Richard Kihl Ltd has a track record of over fifty years in sourcing the finest wines for investment, for our customers. Our long-standing relationships with many of the world's most sought-after domaines are one of our greatest strengths, along with the level of personal service we offer to our clients.
Fine wine, along with fine art, is one of the more pleasurable investments one can make. You do not need to be an expert and we are always happy to give advice. As wine merchants, our focus is on wines and vintages; their potential quality and market conditions. We are not registered by the FSA and so are not qualified to give investment advice, other than to remind customers that of course wine prices may go down as well as up! However, we would be happy to try and answer any questions you may have.

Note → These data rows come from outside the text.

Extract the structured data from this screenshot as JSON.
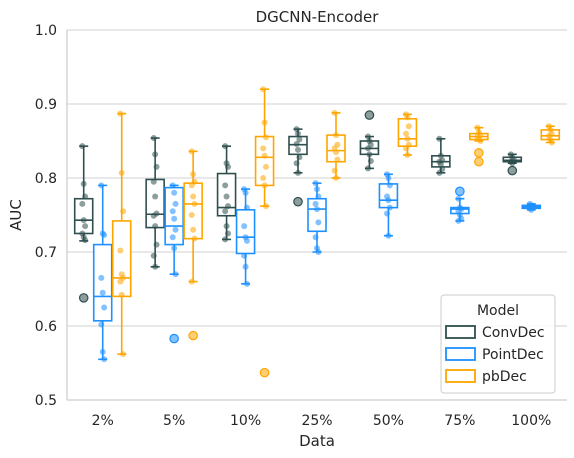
{
  "chart_data": {
    "type": "box",
    "title": "DGCNN-Encoder",
    "xlabel": "Data",
    "ylabel": "AUC",
    "ylim": [
      0.5,
      1.0
    ],
    "yticks": [
      "0.5",
      "0.6",
      "0.7",
      "0.8",
      "0.9",
      "1.0"
    ],
    "grid": "horizontal",
    "categories": [
      "2%",
      "5%",
      "10%",
      "25%",
      "50%",
      "75%",
      "100%"
    ],
    "legend": {
      "title": "Model",
      "position": "lower-right"
    },
    "series": [
      {
        "name": "ConvDec",
        "color": "#2f4f4f",
        "boxes": [
          {
            "q1": 0.725,
            "median": 0.743,
            "q3": 0.772,
            "whisker_low": 0.715,
            "whisker_high": 0.843,
            "outliers": [
              0.638
            ],
            "points": [
              0.843,
              0.792,
              0.775,
              0.765,
              0.743,
              0.735,
              0.725,
              0.72,
              0.716
            ]
          },
          {
            "q1": 0.733,
            "median": 0.751,
            "q3": 0.798,
            "whisker_low": 0.68,
            "whisker_high": 0.854,
            "outliers": [],
            "points": [
              0.854,
              0.832,
              0.815,
              0.795,
              0.775,
              0.752,
              0.749,
              0.735,
              0.71,
              0.695,
              0.68
            ]
          },
          {
            "q1": 0.749,
            "median": 0.76,
            "q3": 0.806,
            "whisker_low": 0.717,
            "whisker_high": 0.843,
            "outliers": [],
            "points": [
              0.843,
              0.82,
              0.815,
              0.79,
              0.775,
              0.762,
              0.755,
              0.735,
              0.725,
              0.717
            ]
          },
          {
            "q1": 0.832,
            "median": 0.845,
            "q3": 0.856,
            "whisker_low": 0.807,
            "whisker_high": 0.866,
            "outliers": [
              0.768
            ],
            "points": [
              0.866,
              0.86,
              0.852,
              0.846,
              0.838,
              0.828,
              0.82,
              0.807
            ]
          },
          {
            "q1": 0.832,
            "median": 0.84,
            "q3": 0.85,
            "whisker_low": 0.813,
            "whisker_high": 0.856,
            "outliers": [
              0.885
            ],
            "points": [
              0.856,
              0.85,
              0.845,
              0.84,
              0.832,
              0.823,
              0.813
            ]
          },
          {
            "q1": 0.815,
            "median": 0.822,
            "q3": 0.83,
            "whisker_low": 0.807,
            "whisker_high": 0.853,
            "outliers": [],
            "points": [
              0.853,
              0.83,
              0.824,
              0.822,
              0.818,
              0.812,
              0.807
            ]
          },
          {
            "q1": 0.822,
            "median": 0.824,
            "q3": 0.828,
            "whisker_low": 0.82,
            "whisker_high": 0.832,
            "outliers": [
              0.81
            ],
            "points": [
              0.832,
              0.828,
              0.825,
              0.822,
              0.82
            ]
          }
        ]
      },
      {
        "name": "PointDec",
        "color": "#1e90ff",
        "boxes": [
          {
            "q1": 0.607,
            "median": 0.64,
            "q3": 0.71,
            "whisker_low": 0.555,
            "whisker_high": 0.79,
            "outliers": [],
            "points": [
              0.79,
              0.725,
              0.723,
              0.665,
              0.645,
              0.625,
              0.602,
              0.565,
              0.555
            ]
          },
          {
            "q1": 0.71,
            "median": 0.735,
            "q3": 0.787,
            "whisker_low": 0.67,
            "whisker_high": 0.79,
            "outliers": [
              0.583
            ],
            "points": [
              0.79,
              0.78,
              0.765,
              0.755,
              0.745,
              0.73,
              0.72,
              0.705,
              0.67
            ]
          },
          {
            "q1": 0.698,
            "median": 0.72,
            "q3": 0.757,
            "whisker_low": 0.657,
            "whisker_high": 0.785,
            "outliers": [],
            "points": [
              0.785,
              0.78,
              0.76,
              0.735,
              0.72,
              0.715,
              0.695,
              0.68,
              0.657
            ]
          },
          {
            "q1": 0.728,
            "median": 0.758,
            "q3": 0.772,
            "whisker_low": 0.7,
            "whisker_high": 0.793,
            "outliers": [],
            "points": [
              0.793,
              0.785,
              0.775,
              0.765,
              0.758,
              0.74,
              0.72,
              0.705,
              0.7
            ]
          },
          {
            "q1": 0.76,
            "median": 0.77,
            "q3": 0.792,
            "whisker_low": 0.722,
            "whisker_high": 0.805,
            "outliers": [],
            "points": [
              0.805,
              0.8,
              0.79,
              0.775,
              0.77,
              0.76,
              0.752,
              0.722
            ]
          },
          {
            "q1": 0.752,
            "median": 0.758,
            "q3": 0.76,
            "whisker_low": 0.742,
            "whisker_high": 0.772,
            "outliers": [
              0.782
            ],
            "points": [
              0.772,
              0.76,
              0.758,
              0.755,
              0.75,
              0.745,
              0.742
            ]
          },
          {
            "q1": 0.759,
            "median": 0.761,
            "q3": 0.763,
            "whisker_low": 0.757,
            "whisker_high": 0.765,
            "outliers": [],
            "points": [
              0.765,
              0.763,
              0.761,
              0.759,
              0.757
            ]
          }
        ]
      },
      {
        "name": "pbDec",
        "color": "#ffa500",
        "boxes": [
          {
            "q1": 0.64,
            "median": 0.665,
            "q3": 0.742,
            "whisker_low": 0.562,
            "whisker_high": 0.887,
            "outliers": [],
            "points": [
              0.887,
              0.807,
              0.755,
              0.702,
              0.67,
              0.665,
              0.66,
              0.642,
              0.562
            ]
          },
          {
            "q1": 0.718,
            "median": 0.765,
            "q3": 0.793,
            "whisker_low": 0.66,
            "whisker_high": 0.836,
            "outliers": [
              0.587
            ],
            "points": [
              0.836,
              0.805,
              0.795,
              0.79,
              0.775,
              0.765,
              0.75,
              0.73,
              0.718,
              0.66
            ]
          },
          {
            "q1": 0.79,
            "median": 0.828,
            "q3": 0.856,
            "whisker_low": 0.762,
            "whisker_high": 0.92,
            "outliers": [
              0.537
            ],
            "points": [
              0.92,
              0.875,
              0.855,
              0.84,
              0.83,
              0.815,
              0.8,
              0.79,
              0.762
            ]
          },
          {
            "q1": 0.822,
            "median": 0.837,
            "q3": 0.858,
            "whisker_low": 0.8,
            "whisker_high": 0.888,
            "outliers": [],
            "points": [
              0.888,
              0.858,
              0.845,
              0.84,
              0.835,
              0.825,
              0.81,
              0.8
            ]
          },
          {
            "q1": 0.843,
            "median": 0.853,
            "q3": 0.88,
            "whisker_low": 0.831,
            "whisker_high": 0.886,
            "outliers": [],
            "points": [
              0.886,
              0.882,
              0.87,
              0.86,
              0.853,
              0.845,
              0.84,
              0.831
            ]
          },
          {
            "q1": 0.852,
            "median": 0.856,
            "q3": 0.86,
            "whisker_low": 0.85,
            "whisker_high": 0.868,
            "outliers": [
              0.834,
              0.822
            ],
            "points": [
              0.868,
              0.862,
              0.858,
              0.856,
              0.853,
              0.85
            ]
          },
          {
            "q1": 0.852,
            "median": 0.857,
            "q3": 0.865,
            "whisker_low": 0.848,
            "whisker_high": 0.87,
            "outliers": [],
            "points": [
              0.87,
              0.865,
              0.86,
              0.857,
              0.852,
              0.848
            ]
          }
        ]
      }
    ]
  }
}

The data above from Liv-Ex shows that over the five years to February 2020, the fine wine market out-performed equities.
Simple supply and demand is a compelling argument for investing in fine wine. The classic appellations are strictly delimited and vineyard prices have risen rapidly in recent years. Burgundy is a case in point, where the average price per hectare of grand cru vineyard doubled from around seven million euros in 2008 to 14 million euros in 2017 (current prices are closer to 20 million euros). Added to this, the trend is for producers to reduce yields each year as they strive for ever-higher quality.
Meanwhile, demand globally is rising as new markets emerge and fine wine is added to the portfolio of luxury products desired by a growing population of millionaires. Furthermore, each time they open a bottle, supply is lowered still further and upward pressure on prices increases.
The diversity of investment wines is increasing, year by year. In 2010, Bordeaux First Growths accounted for 61.9% of secondary market trade by value. By 2020, this had fallen to 32.6%. However, the number of wines which we would class as 'investment grade' is still relatively limited, with costs usually starting at £750-£1000 per case.
As with all investment, it is usually wise to spread funds across a portfolio of wines, hence a meaningful initial investment might be from £5000. We can also accept monthly direct debits from £250, making buying recommendations as and when funds have been accrued.
Finally, and importantly, wine has traditionally been regarded as a 'wasting asset' by HMRC and therefore may not attract Capital Gains Tax. For current legislation and further details of any tax implications please speak to your financial adviser.